System Dynamics’ is a powerful framework for identifying, designing, and implementing solutions for complex challenges. Labour Market frictions are one such complex problem so we are going to use this tool to build a model to run sensitivity analysis.

The building blocks of system dynamics are:

  1. Casual Linkages - Mostly non-linear cause and effect relationships.
  2. Feedback Loops - Self reinforcing positive loops, while negative loops have a strong touch of control around the status quo, i.e. homeostasis.
  3. Rates and Levels - Levels are state variables.
  4. Structural-behavioral relationships

A capable system thinker can build a casual loop diagram that lists the requisite number of factors that affect their state variable of interest. Common Mistake: People try & build a system while the thumb rule is to model a problem - & then see what loops emerge.

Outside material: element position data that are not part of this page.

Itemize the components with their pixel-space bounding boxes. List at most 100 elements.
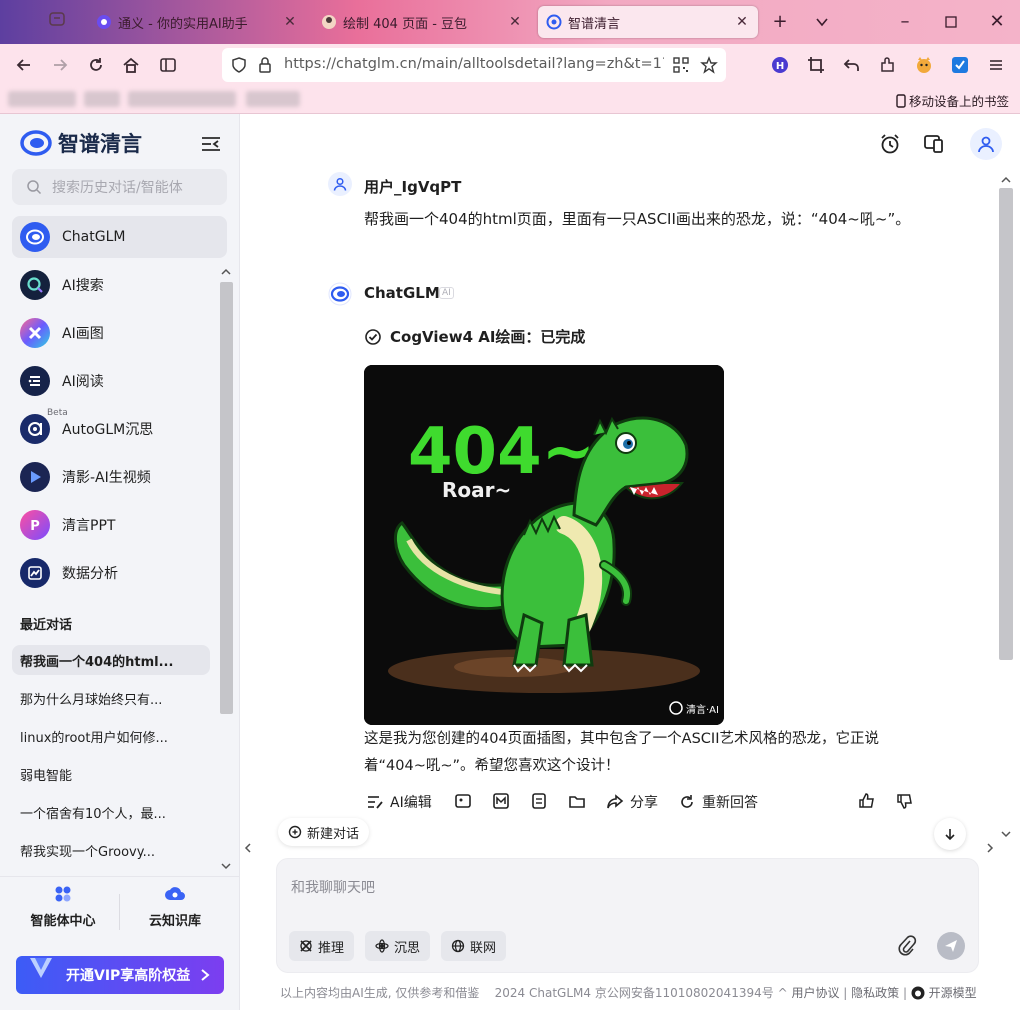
sidebar-item-ppt[interactable]: P 清言PPT [12, 504, 227, 546]
shield-icon[interactable] [230, 56, 248, 74]
sidebar-item-label: AI阅读 [62, 374, 104, 390]
translate-extension-icon[interactable] [948, 53, 972, 77]
blurred-bookmark[interactable] [246, 91, 300, 107]
undo-arrow-icon[interactable] [840, 53, 864, 77]
extension-h-icon[interactable]: H [768, 53, 792, 77]
back-icon[interactable] [12, 53, 36, 77]
chevron-down-icon[interactable] [810, 10, 834, 34]
reload-icon[interactable] [84, 53, 108, 77]
sidebar-item-ai-reading[interactable]: AI阅读 [12, 360, 227, 402]
tab-tongyi[interactable]: 通义 - 你的实用AI助手 ✕ [88, 6, 306, 38]
vip-upgrade-button[interactable]: 开通VIP享高阶权益 [16, 956, 224, 994]
close-window-icon[interactable]: ✕ [985, 10, 1009, 34]
forward-icon[interactable] [48, 53, 72, 77]
ai-edit-button[interactable]: AI编辑 [366, 792, 432, 812]
thumbs-up-button[interactable] [858, 792, 876, 810]
knowledge-base-button[interactable]: 云知识库 [120, 884, 230, 929]
thumbs-down-icon [897, 794, 912, 809]
extensions-puzzle-icon[interactable] [876, 53, 900, 77]
devices-icon[interactable] [922, 132, 946, 156]
blurred-bookmark[interactable] [84, 91, 120, 107]
scroll-to-bottom-button[interactable] [934, 818, 966, 850]
sidebar-item-chatglm[interactable]: ChatGLM [12, 216, 227, 258]
url-text[interactable]: https://chatglm.cn/main/alltoolsdetail?l… [284, 56, 664, 72]
lock-icon[interactable] [256, 56, 274, 74]
scroll-left-icon[interactable] [240, 840, 256, 856]
history-item[interactable]: 弱电智能 [12, 759, 210, 789]
regenerate-button[interactable]: 重新回答 [678, 792, 758, 812]
history-item[interactable]: 一个宿舍有10个人，最... [12, 797, 210, 827]
terms-link[interactable]: 用户协议 [791, 986, 839, 1000]
scroll-up-icon[interactable] [998, 172, 1014, 188]
chat-composer[interactable]: 和我聊聊天吧 推理 沉思 联网 [276, 858, 979, 973]
sidebar-item-label: ChatGLM [62, 229, 126, 245]
close-tab-icon[interactable]: ✕ [734, 14, 750, 30]
tab-title: 绘制 404 页面 - 豆包 [343, 16, 468, 32]
tab-overview-icon[interactable] [48, 10, 72, 34]
deep-think-toggle[interactable]: 沉思 [365, 931, 431, 961]
image-gen-button[interactable] [454, 792, 472, 810]
collapse-sidebar-icon[interactable] [200, 134, 222, 154]
bookmark-star-icon[interactable] [700, 56, 718, 74]
user-avatar-icon[interactable] [970, 128, 1002, 160]
search-placeholder: 搜索历史对话/智能体 [52, 180, 183, 196]
search-icon [27, 180, 42, 195]
sidebar-item-ai-search[interactable]: AI搜索 [12, 264, 227, 306]
sidebar-item-autoglm[interactable]: Beta AutoGLM沉思 [12, 408, 227, 450]
blurred-bookmark[interactable] [8, 91, 76, 107]
generated-image[interactable]: 404~ Roar~ 清言·AI [364, 365, 724, 725]
menu-hamburger-icon[interactable] [984, 53, 1008, 77]
attach-paperclip-icon[interactable] [897, 935, 917, 957]
scroll-up-icon[interactable] [218, 264, 234, 280]
image-watermark: 清言·AI [686, 703, 719, 716]
tool-status[interactable]: CogView4 AI绘画：已完成 [364, 326, 585, 347]
crop-icon[interactable] [804, 53, 828, 77]
cat-extension-icon[interactable] [912, 53, 936, 77]
alarm-clock-icon[interactable] [878, 132, 902, 156]
chatglm-icon [20, 222, 50, 252]
scroll-right-icon[interactable] [982, 840, 998, 856]
sidebar-toggle-icon[interactable] [156, 53, 180, 77]
tab-doubao[interactable]: 绘制 404 页面 - 豆包 ✕ [313, 6, 531, 38]
new-tab-icon[interactable]: + [768, 10, 792, 34]
sidebar-item-ai-drawing[interactable]: AI画图 [12, 312, 227, 354]
markdown-button[interactable] [492, 792, 510, 810]
copy-button[interactable] [530, 792, 548, 810]
share-button[interactable]: 分享 [606, 792, 658, 812]
thumbs-down-button[interactable] [896, 792, 914, 810]
history-item[interactable]: 帮我实现一个Groovy... [12, 835, 210, 865]
ai-edit-icon [368, 796, 383, 809]
reasoning-toggle[interactable]: 推理 [289, 931, 355, 961]
mobile-bookmarks[interactable]: 移动设备上的书签 [896, 91, 1009, 110]
arrow-down-icon [945, 829, 955, 841]
history-item[interactable]: linux的root用户如何修... [12, 721, 210, 751]
web-search-toggle[interactable]: 联网 [441, 931, 507, 961]
close-tab-icon[interactable]: ✕ [507, 14, 523, 30]
close-tab-icon[interactable]: ✕ [282, 14, 298, 30]
blurred-bookmark[interactable] [128, 91, 236, 107]
qr-code-icon[interactable] [672, 56, 690, 74]
composer-input[interactable]: 和我聊聊天吧 [291, 877, 375, 897]
sidebar-item-data-analysis[interactable]: 数据分析 [12, 552, 227, 594]
chat-scrollbar-thumb[interactable] [999, 188, 1013, 660]
send-button[interactable] [937, 932, 965, 960]
scroll-down-icon[interactable] [218, 858, 234, 874]
history-item[interactable]: 那为什么月球始终只有... [12, 683, 210, 713]
agent-center-button[interactable]: 智能体中心 [8, 884, 118, 929]
open-source-link[interactable]: 开源模型 [929, 986, 977, 1000]
sidebar-scrollbar-thumb[interactable] [220, 282, 233, 714]
sidebar-item-video[interactable]: 清影-AI生视频 [12, 456, 227, 498]
home-icon[interactable] [119, 53, 143, 77]
minimize-icon[interactable]: – [893, 10, 917, 34]
scroll-down-icon[interactable] [998, 826, 1014, 842]
address-bar[interactable]: https://chatglm.cn/main/alltoolsdetail?l… [222, 48, 726, 82]
history-item[interactable]: 帮我画一个404的html... [12, 645, 210, 675]
history-search-input[interactable]: 搜索历史对话/智能体 [12, 169, 227, 205]
privacy-link[interactable]: 隐私政策 [851, 986, 899, 1000]
save-folder-button[interactable] [568, 792, 586, 810]
maximize-icon[interactable] [939, 10, 963, 34]
tab-zhipu[interactable]: 智谱清言 ✕ [538, 6, 758, 38]
new-chat-button[interactable]: 新建对话 [278, 818, 370, 846]
brand-logo[interactable]: 智谱清言 [20, 128, 142, 158]
tongyi-favicon-icon [96, 14, 112, 30]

That ends the intro to #SystemDynamics here is the draft of a casual loop diagram specific to frictions in the labor market we've been exploring.

The Labor Supply Chain and the origin of business cycles basically apply the stock management structure to the human resource supply chain. To begin, aggregate the firm’s labor into a single stock, which is increased by the hiring rate and decreased by the attrition rate.

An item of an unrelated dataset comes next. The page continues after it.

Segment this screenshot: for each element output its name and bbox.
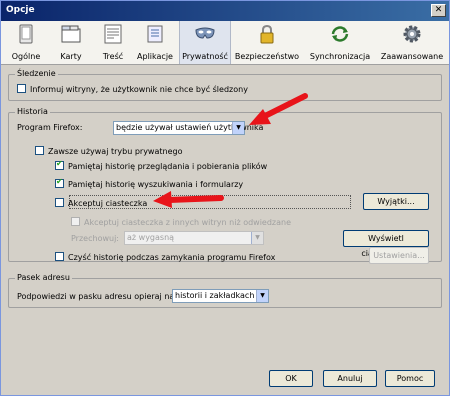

As you can see there are two stocks

  1. Vacancies
  2. Labor

Labor ( HumanStock ) = INTEGRAL(Hiring Rate - Quit Rate, labor to).

Vacancies = INTEGRAL(Vacancy Creation Rate - Vacancy Closure Rate, Vacancies (t0)) and Vacancy Closure Rate = Hiring Rate


Note that there is no direct physical flow from the stock of vacancies to the labor force. The labor force is a stock of people, while the stock of vacancies, though measured in people, is information.

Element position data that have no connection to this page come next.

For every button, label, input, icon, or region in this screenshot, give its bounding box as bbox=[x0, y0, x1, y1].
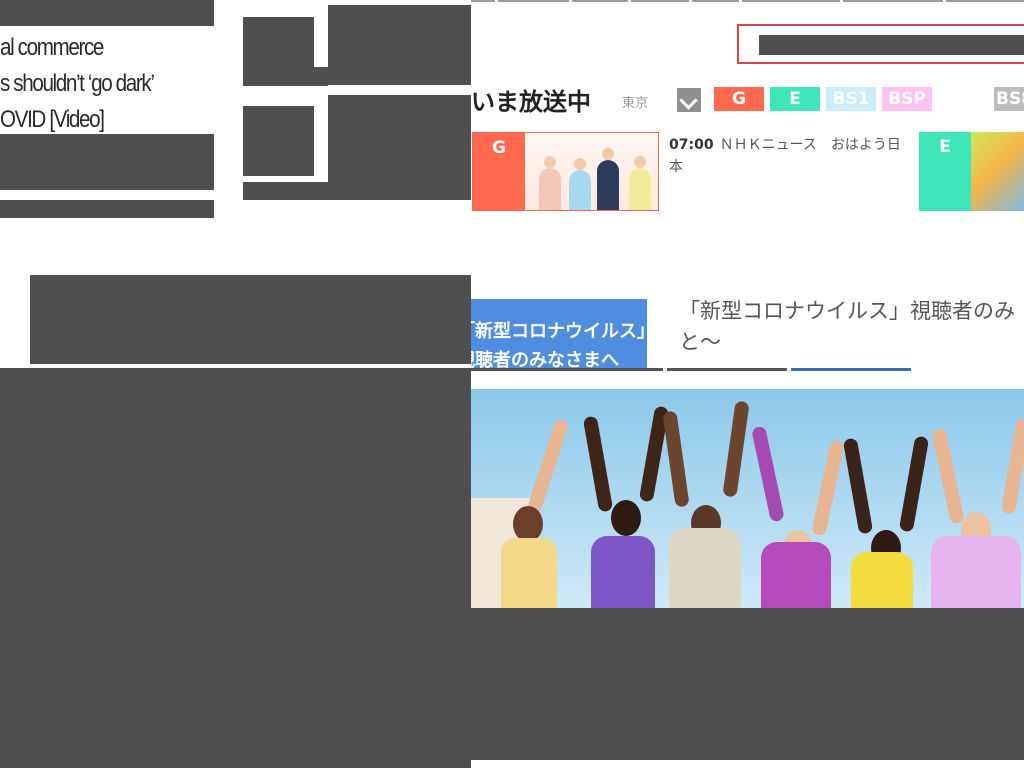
article-headline[interactable]: al commerce s shouldn’t ‘go dark’ OVID [… bbox=[0, 30, 184, 138]
nav-tab[interactable] bbox=[631, 0, 689, 2]
tab-indicator[interactable] bbox=[667, 368, 787, 371]
channel-badge-g: G bbox=[473, 133, 525, 210]
corona-banner-image[interactable]: 「新型コロナウイルス」 視聴者のみなさまへ bbox=[471, 299, 647, 371]
channel-tab-e[interactable]: E bbox=[770, 87, 820, 111]
placeholder-block bbox=[314, 67, 328, 86]
nav-tab[interactable] bbox=[946, 0, 1024, 2]
top-navigation bbox=[471, 0, 1024, 2]
banner-link-text: と～ bbox=[679, 330, 721, 354]
program-card-e[interactable]: E bbox=[919, 132, 1024, 211]
channel-tab-bsp[interactable]: BSP bbox=[882, 87, 932, 111]
placeholder-block bbox=[0, 0, 214, 26]
program-thumbnail bbox=[971, 132, 1024, 211]
person-figure bbox=[931, 408, 1024, 608]
program-info-g[interactable]: 07:00 ＮＨＫニュース おはよう日本 bbox=[669, 134, 909, 178]
program-time: 07:00 bbox=[669, 137, 714, 153]
presenter-figure bbox=[569, 158, 591, 210]
placeholder-block bbox=[243, 106, 314, 176]
nav-tab[interactable] bbox=[498, 0, 569, 2]
nav-tab[interactable] bbox=[742, 0, 840, 2]
banner-image-text: 「新型コロナウイルス」 bbox=[471, 321, 647, 342]
nav-tab[interactable] bbox=[692, 0, 739, 2]
program-card-g[interactable]: G bbox=[472, 132, 659, 211]
program-thumbnail bbox=[525, 133, 658, 210]
person-figure bbox=[842, 418, 930, 608]
region-dropdown-chevron-icon[interactable] bbox=[677, 88, 701, 112]
nhk-page: いま放送中 東京 G E BS1 BSP BS8 G 07:00ＮＨＫニュース … bbox=[471, 0, 1024, 768]
nav-tab[interactable] bbox=[843, 0, 943, 2]
presenter-figure bbox=[629, 156, 651, 210]
placeholder-block bbox=[471, 608, 1024, 760]
person-figure bbox=[662, 393, 750, 608]
channel-tab-g[interactable]: G bbox=[714, 87, 764, 111]
person-figure bbox=[751, 418, 845, 608]
channel-tab-bs1[interactable]: BS1 bbox=[826, 87, 876, 111]
nav-tab[interactable] bbox=[471, 0, 495, 2]
channel-tab-bs8k[interactable]: BS8 bbox=[994, 87, 1024, 111]
placeholder-block bbox=[328, 95, 471, 200]
search-box[interactable] bbox=[737, 24, 1024, 64]
placeholder-block bbox=[30, 275, 471, 364]
channel-badge-e: E bbox=[919, 132, 971, 211]
region-label: 東京 bbox=[622, 96, 649, 111]
headline-line: OVID [Video] bbox=[0, 106, 105, 133]
placeholder-block bbox=[243, 182, 328, 200]
on-air-section-title: いま放送中 bbox=[471, 88, 591, 116]
headline-line: s shouldn’t ‘go dark’ bbox=[0, 70, 155, 97]
placeholder-block bbox=[0, 134, 214, 190]
banner-link-text: 「新型コロナウイルス」視聴者のみ bbox=[679, 299, 1015, 323]
search-input[interactable] bbox=[759, 35, 1024, 55]
headline-line: al commerce bbox=[0, 34, 104, 61]
hero-photo[interactable] bbox=[471, 389, 1024, 608]
placeholder-block bbox=[0, 200, 214, 218]
placeholder-block bbox=[328, 5, 471, 85]
presenter-figure bbox=[597, 148, 619, 210]
person-figure bbox=[582, 389, 670, 608]
tab-indicator[interactable] bbox=[791, 368, 911, 371]
placeholder-block bbox=[0, 368, 471, 768]
nav-tab[interactable] bbox=[572, 0, 628, 2]
presenter-figure bbox=[539, 156, 561, 210]
person-figure bbox=[501, 408, 570, 608]
placeholder-block bbox=[243, 17, 314, 86]
corona-banner-link[interactable]: 「新型コロナウイルス」視聴者のみ と～ bbox=[679, 296, 1024, 358]
tab-indicator[interactable] bbox=[471, 368, 663, 371]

In this, the source for the hiring flow is assumed to be outside the boundary of the model. In reality, the pool of unemployed or potentially available workers often limits hiring. In these cases, the delay in filling vacancies will be longer and variable.

Because the labor market is not modeled, the vacancy creation rate is set equal to the desired vacancy creation rate but constrained to be nonnegative (vacancy cancellation will be added later)

The desired vacancy creation rate is formulated using the standard stock management structure: Vacancy Creation Rate = MAX(0, Desired Vacancy Creation Rate), Desired Vacancy Creation Rate = Desired Hiring Rate + Adjustment for Vacancies.

The firm seeks to close the gap between desired and actual vacancies over the time to Adjust Vacancies: Adjustment for Vacancies = (Desired Vacancies - Vacancies)/(Time to Adjust Vacancies).

Desired level of vacancies is the number that will yield the desired hiring rate given the firm’s belief about how long it takes to fill a position. Desired vacancies cannot be less than zero: Desired Vacancies = MAX(0, Expected Time to Fill Vacancies * Desired Hiring Rate)..

Realistically, beliefs about the expected time required to fill positions adjust slowly to changes in the actual time as labor market conditions change. The expected time to fill vacancies could be modeled using an information delay,

If we incorporate the layoff rate and vacancy cancellation rate we can make the system more robust.

These models give us a firm foundation to start building our model for the labor market frictions and their impact on the hiring rate.


In any subsequent iterations, we need to account for these factors -

  • Fewer levels to define the problem, a simple structure for hiring is a good reference.
  • Factor in the systemic nature of the economy. Some variables like avg period of employment
  • Time units should be in weeks, as the average job search period is between a few weeks to some months.
  • Need to better identify the physical and infrastructural elements in this system and create smaller causal loops for better understanding.
    • For example - the job search loop captures the behavior of those who want to be employed and the job screening loop captures the behavior of firms that are hiring.
  • The stock of labor is central to the problem, add that as a shadow variable within the system, to allow sensitivity analysis.
  • A beta model with Unemployment rate = Number of unemployed / Total Labor Force

This is our current state of research w.r.t modeling the labor market frictions. Why go through this process? we'll unravel in the next few threads. Ciao!